We assayed apoptotic DNA fragmentation in normal and polycystic kidneys biochemically by gel electrophoresis and histochemically by in situ end-labeling. A DNA-specific dye, Hoechst 33258, was used to detect morphologic apoptosis in renal samples from patients with normal kidneys, polycystic kidney disease, and other kidney diseases.

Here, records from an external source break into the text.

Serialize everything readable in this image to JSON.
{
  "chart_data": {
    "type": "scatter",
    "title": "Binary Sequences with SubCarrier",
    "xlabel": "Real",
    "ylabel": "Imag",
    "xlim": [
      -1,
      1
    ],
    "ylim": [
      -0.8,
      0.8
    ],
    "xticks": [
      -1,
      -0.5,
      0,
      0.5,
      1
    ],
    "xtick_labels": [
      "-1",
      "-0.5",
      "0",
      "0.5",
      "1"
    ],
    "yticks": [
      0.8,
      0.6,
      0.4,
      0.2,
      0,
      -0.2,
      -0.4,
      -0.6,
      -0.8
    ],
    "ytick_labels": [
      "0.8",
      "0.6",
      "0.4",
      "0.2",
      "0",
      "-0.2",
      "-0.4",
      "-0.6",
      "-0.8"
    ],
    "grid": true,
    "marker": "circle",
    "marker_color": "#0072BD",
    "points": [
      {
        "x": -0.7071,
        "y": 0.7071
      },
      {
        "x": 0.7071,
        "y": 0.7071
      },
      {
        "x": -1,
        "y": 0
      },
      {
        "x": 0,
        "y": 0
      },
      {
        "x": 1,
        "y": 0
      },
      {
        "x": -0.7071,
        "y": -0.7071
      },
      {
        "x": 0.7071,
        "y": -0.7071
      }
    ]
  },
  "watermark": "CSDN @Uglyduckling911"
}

Apoptotic DNA fragmentation was detected in polycystic kidneys from 5 patients without renal failure and 11 patients with renal failure but not in kidneys from 12 patients with no renal disease. In situ end-labeling revealed apoptotic cells in glomeruli, in cyst walls, and in both cystic and noncystic tubules of the polycystic kidneys. No tubular apoptosis was detected in renal-biopsy specimens from five patients with IgA nephropathy, three patients with nephrosclerosis, two patients with focal glomerulosclerosis, one patient with diabetic nephropathy, six patients with acute tubular necrosis, or four patients with acute and four patients with chronic renal-transplant rejection. The capacity of polycystic kidney cells to undergo apoptosis was retained in vitro in the absence of uremia, ischemia, and other confounding pathologic conditions.

Apoptotic loss of renal tissue may be associated with the progressive deterioration of renal function that occurs in patients with polycystic kidney disease.